Dans cette perspective, le Sénat avait marqué plusieurs priorités pour l'action de l'agence, qu'il convient de rappeler. D'abord, la nécessité pour l'ANCT d'apporter une offre d'ingénierie aux collectivités territoriales pour la définition et la mise en oeuvre de leurs projets locaux ; ensuite l'importance de la coordination des actions de l'ANCT avec celles de ses opérateurs partenaires, formalisée dans le cadre des conventions pluriannuelles prévues par l'article 7 de la loi du 22 juillet 2019 ; enfin, la nécessité de s'appuyer sur un dialogue constant avec les élus dans le cadre des comités locaux de cohésion territoriale prévus à l'article L. 1232-2 du code général des collectivités territoriales (CGCT).
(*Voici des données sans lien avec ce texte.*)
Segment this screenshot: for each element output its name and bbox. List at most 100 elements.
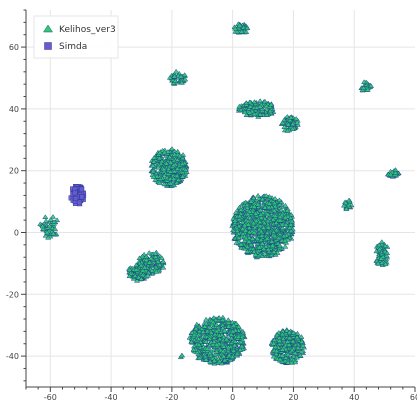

D'après les informations qui m'ont été communiquées, 87 comités ont été mis en place et 8 ne l'ont pas été à ce jour (Allier, Ariège, Bouches-du-Rhône, Corse-du-Sud, Haute-Corse, Loire, Haute-Loire, Haut-Rhin).
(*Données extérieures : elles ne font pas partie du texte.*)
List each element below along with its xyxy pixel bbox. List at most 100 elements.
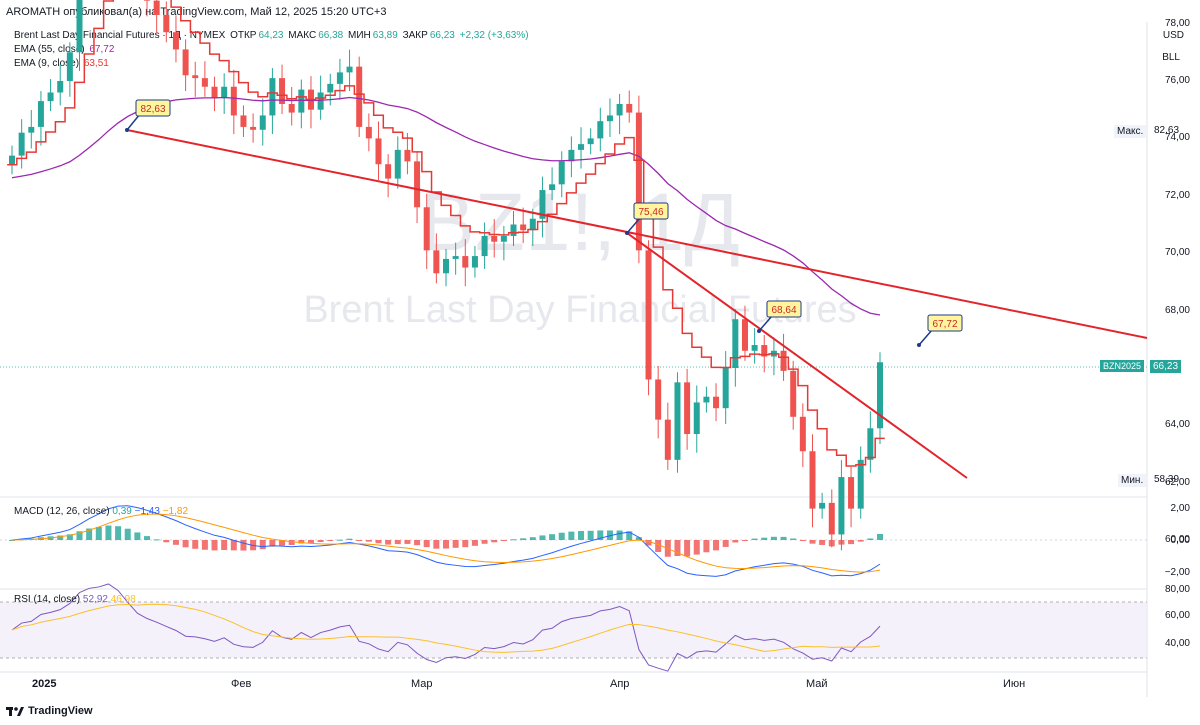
price-tick: 68,00 [1164,304,1190,316]
price-tick: 60,00 [1164,534,1190,546]
rsi-ma-line [11,603,881,653]
trendline-lower[interactable] [626,232,968,479]
candle [201,78,208,87]
candle [9,155,15,165]
trendline-upper[interactable] [126,129,1148,339]
callout-4[interactable]: 67,72 [917,314,963,347]
candle [664,419,671,460]
macd-bar [597,530,604,540]
rsi-legend[interactable]: RSI (14, close) 52,92 46,98 [14,594,136,605]
macd-bar [394,540,401,545]
candle [221,86,228,99]
macd-bar [269,540,276,547]
macd-bar [838,540,845,545]
unit-label[interactable]: BLL [1162,52,1180,63]
macd-bar [115,526,122,540]
candle [346,66,353,73]
callout-3[interactable]: 68,64 [757,300,802,333]
candle [269,78,276,116]
macd-bar [713,540,720,551]
candle [549,184,556,191]
macd-bar [124,528,131,540]
macd-bar [153,539,160,541]
candle [655,379,662,420]
ema55-legend[interactable]: EMA (55, close) 67,72 [14,44,116,55]
macd-bar [443,540,449,549]
candle [597,121,604,139]
macd-bar [385,540,392,545]
macd-bar [279,540,286,546]
candle [336,72,343,84]
macd-bar [317,540,324,543]
macd-bar [201,540,208,550]
macd-bar [857,540,864,542]
macd-line [11,505,881,577]
symbol-name[interactable]: Brent Last Day Financial Futures · 1Д · … [14,30,226,41]
callout-1[interactable]: 82,63 [125,99,171,132]
candle [250,126,257,130]
symbol-tag: BZN2025 [1100,360,1145,372]
candle [838,477,845,535]
open-label: ОТКР [230,30,257,41]
macd-bar [346,538,353,540]
candle [230,86,237,116]
candle [433,250,440,274]
candle [443,258,449,274]
high-value: 66,38 [318,30,344,41]
callout-4-text: 67,72 [932,319,957,330]
macd-bar [298,540,305,544]
time-label-2025: 2025 [32,678,57,690]
candle [481,235,488,257]
ema9-legend[interactable]: EMA (9, close) 63,51 [14,58,111,69]
macd-bar [626,531,633,540]
candle [722,368,729,409]
macd-bar [365,540,372,542]
time-label-apr: Апр [610,678,630,690]
macd-bar [423,540,430,548]
min-label: Мин. [1118,474,1147,487]
macd-bar [587,530,594,540]
tradingview-footer[interactable]: TradingView [6,705,93,717]
candle [539,190,546,219]
macd-bar [578,531,585,540]
macd-bar [481,540,488,544]
macd-bar [770,536,777,540]
time-label-may: Май [806,678,828,690]
candle [828,502,835,535]
candle [684,382,691,435]
macd-bar [76,531,83,540]
macd-bar [674,540,681,557]
candle [616,103,623,116]
macd-bar [722,540,729,547]
macd-bar [828,540,835,547]
last-price-tag: 66,23 [1150,360,1182,373]
macd-bar [259,540,266,550]
macd-bar [510,539,517,541]
open-value: 64,23 [258,30,284,41]
candle [37,101,44,127]
candle [462,256,469,268]
macd-bar [57,535,64,540]
candle [741,319,748,351]
candle [452,256,459,259]
candle [877,362,883,429]
rsi-tick-1: 40,00 [1164,638,1190,649]
candle [317,92,324,110]
candle [76,0,83,53]
macd-bar [549,534,556,540]
candle [780,350,787,371]
callout-2[interactable]: 75,46 [625,202,669,235]
close-label: ЗАКР [402,30,428,41]
macd-bar [9,540,15,541]
macd-bar [616,530,623,540]
macd-bar [606,530,613,540]
rsi-tick-top: 80,00 [1164,584,1190,595]
price-tick: 74,00 [1164,132,1190,144]
macd-bar [452,540,459,548]
macd-legend[interactable]: MACD (12, 26, close) 0,39 −1,43 −1,82 [14,506,188,517]
currency-label[interactable]: USD [1162,30,1184,41]
time-label-jun: Июн [1003,678,1026,690]
candle [635,112,642,251]
macd-bar [867,538,874,540]
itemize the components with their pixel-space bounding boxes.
Le Sénat a attiré l'attention du Gouvernement sur ces enjeux d'une part, à l'occasion de la publication du rapport d'information intitulé Les collectivités et l'ANCT au défi de l'ingénierie dans les territoires, fait par nos collègues Josiane Costes et Charles Guéné au nom de la délégation aux collectivités territoriales et publié le 2 juillet 2020 et, d'autre part, lors d'un débat en séance, organisé à la demande du groupe du Rassemblement Démocratique et Social Européen le 18 novembre 2020, sur la mise en place de l'ANCT.

Pour notre part, au sein de la commission, le cycle d'auditions lancé sur les perspectives de la politique d'aménagement du territoire, avec nos quatre référents Patricia Demas, Christine Herzog, Bruno Rojouan et Martine Filleul, que je salue, permettra également à terme d'évaluer l'action de l'agence.

Le projet de loi 4D - différenciation, décentralisation, déconcentration et décomplexification - qui devrait être examiné au Sénat en juillet prochain pourrait également permettre de compléter les dispositions relatives à l'ANCT et au Cerema si cela s'avérait utile, le cas échéant.

En résumé, la loi est presque entièrement applicable, mais l'ANCT doit encore s'emparer de l'ensemble des outils à sa disposition, réglementaires, législatifs et financiers, pour démontrer véritablement son efficacité.